Como peça jornalística, o trabalho de Rohter é precário. Baseou-se em mexericos anônimos e em fontes temerárias. Ganhou imerecida sobrevida graças à reação amalucada do Planalto.
Embriagado pelo poder, como que determinado a aprimorar as próprias deficiências, Lula expôs seus pendores imperiais. Mandou cassar o visto de trabalho de Rohter, expulsando-o do Brasil. A decisão ficou de pé por menos de 24 horas. Derrubou-a, em decisão liminar, o STJ.
Sem querer, o texto de Rohter buliu nos traumas interiores de Lula. São dores psicológicas que, recuando na genealogia, alcançam um outro fruto que pende da árvore dos Silva. Chama-se Otília. É a avó materna do presidente.
"Minha vó, coitada, bebia uma cachaça!", lamenta Lula. "Quantas vezes meus irmãos tiveram que pegar ela dormindo no meio do mato, na estrada, na beira do asfalto. [...] Ela bebia muito, muito."
"Tomava muito a velhinha", ressoa Vavá. "Era uma costureira de primeira qualidade. Mas tomava uma cachaça! Caía no barreiro e ficava gritando para a gente ir acudir ela. Morreu de idade e um pouco de pinga também."
E quanto a Lula? Difícil caracterizá-lo como alcoólatra. Fácil, porém, constatar que não é avesso ao copo. Bebe desde a mocidade. Quem conta é o melhor amigo do presidente, Jacinto Ribeiro dos Santos, o Lambari.

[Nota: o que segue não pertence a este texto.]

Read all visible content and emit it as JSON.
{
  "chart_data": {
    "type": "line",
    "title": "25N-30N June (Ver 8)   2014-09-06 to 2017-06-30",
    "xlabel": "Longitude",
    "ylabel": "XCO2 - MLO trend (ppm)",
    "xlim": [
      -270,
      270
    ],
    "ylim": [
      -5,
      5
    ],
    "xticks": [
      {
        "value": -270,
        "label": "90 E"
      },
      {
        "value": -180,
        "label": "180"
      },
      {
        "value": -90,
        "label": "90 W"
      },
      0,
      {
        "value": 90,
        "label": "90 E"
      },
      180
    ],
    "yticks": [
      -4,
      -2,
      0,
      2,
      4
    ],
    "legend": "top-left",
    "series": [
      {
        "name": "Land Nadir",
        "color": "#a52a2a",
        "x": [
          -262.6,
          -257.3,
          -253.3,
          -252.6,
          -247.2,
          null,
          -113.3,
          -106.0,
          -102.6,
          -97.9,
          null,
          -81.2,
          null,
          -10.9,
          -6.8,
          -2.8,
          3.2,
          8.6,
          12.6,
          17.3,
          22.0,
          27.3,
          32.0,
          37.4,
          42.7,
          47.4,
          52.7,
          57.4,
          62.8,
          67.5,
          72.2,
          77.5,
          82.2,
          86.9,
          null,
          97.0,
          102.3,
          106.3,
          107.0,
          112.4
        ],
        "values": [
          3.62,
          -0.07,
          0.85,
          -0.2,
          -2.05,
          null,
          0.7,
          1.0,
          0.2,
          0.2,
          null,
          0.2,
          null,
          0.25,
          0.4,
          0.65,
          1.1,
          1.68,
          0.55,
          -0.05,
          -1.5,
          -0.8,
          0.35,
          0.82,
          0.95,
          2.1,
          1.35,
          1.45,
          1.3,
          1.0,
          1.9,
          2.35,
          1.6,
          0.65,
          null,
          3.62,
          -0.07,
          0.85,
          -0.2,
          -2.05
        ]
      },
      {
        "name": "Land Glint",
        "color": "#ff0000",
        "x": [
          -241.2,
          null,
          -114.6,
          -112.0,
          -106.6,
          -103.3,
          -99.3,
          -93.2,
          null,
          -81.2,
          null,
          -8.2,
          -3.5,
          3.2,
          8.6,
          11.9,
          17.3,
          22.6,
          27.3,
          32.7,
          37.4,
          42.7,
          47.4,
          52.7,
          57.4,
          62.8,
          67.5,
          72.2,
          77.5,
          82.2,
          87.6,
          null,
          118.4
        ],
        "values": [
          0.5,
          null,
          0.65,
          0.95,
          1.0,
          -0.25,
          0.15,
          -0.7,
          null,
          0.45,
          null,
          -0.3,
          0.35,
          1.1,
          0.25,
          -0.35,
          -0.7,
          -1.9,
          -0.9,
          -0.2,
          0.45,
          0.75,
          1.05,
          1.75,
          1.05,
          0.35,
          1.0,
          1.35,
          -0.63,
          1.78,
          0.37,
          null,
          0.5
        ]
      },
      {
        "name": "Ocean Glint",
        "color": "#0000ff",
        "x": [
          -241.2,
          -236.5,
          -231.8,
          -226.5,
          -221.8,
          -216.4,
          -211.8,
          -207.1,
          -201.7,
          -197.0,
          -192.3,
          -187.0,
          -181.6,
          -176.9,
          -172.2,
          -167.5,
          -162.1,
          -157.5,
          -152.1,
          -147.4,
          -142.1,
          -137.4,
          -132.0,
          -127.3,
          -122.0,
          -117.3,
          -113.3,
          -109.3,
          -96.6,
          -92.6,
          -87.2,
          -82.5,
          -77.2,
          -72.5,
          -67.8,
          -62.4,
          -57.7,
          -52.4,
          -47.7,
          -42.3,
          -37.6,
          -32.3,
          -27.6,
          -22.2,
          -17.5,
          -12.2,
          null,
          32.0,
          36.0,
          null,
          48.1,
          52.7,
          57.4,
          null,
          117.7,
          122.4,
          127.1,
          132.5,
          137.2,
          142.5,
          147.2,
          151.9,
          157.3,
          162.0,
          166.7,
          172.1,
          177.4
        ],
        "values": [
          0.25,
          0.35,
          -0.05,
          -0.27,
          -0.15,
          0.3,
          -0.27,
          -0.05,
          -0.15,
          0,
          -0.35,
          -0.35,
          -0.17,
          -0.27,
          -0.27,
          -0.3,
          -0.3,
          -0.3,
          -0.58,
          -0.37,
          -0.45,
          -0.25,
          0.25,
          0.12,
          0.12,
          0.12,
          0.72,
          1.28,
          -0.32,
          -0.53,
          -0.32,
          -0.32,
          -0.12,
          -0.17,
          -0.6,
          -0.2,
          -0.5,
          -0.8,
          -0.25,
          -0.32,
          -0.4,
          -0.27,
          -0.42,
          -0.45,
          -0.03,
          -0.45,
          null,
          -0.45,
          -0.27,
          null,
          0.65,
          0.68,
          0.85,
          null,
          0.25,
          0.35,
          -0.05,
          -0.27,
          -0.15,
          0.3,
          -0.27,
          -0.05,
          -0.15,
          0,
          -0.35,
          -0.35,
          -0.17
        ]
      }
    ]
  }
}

"Adoro o Lula. Ele para mim é que nem um irmão [...] A gente ia comprar uma pinga e bebia meio a meio, a gente não tinha dinheiro. Cigarro também era meio a meio."
Por mais que a exposição do hábito irrite o presidente, a condição de político legitima a curiosidade jornalística. E, a julgar pelo depoimento que deu a Denise Paraná, a política é a cachaça de Lula.
O presidente disse: "A verdade é o seguinte: política é como uma boa cachaça. Você toma a primeira dose e não tem mais como parar, só quando termina a garrafa". Tintim.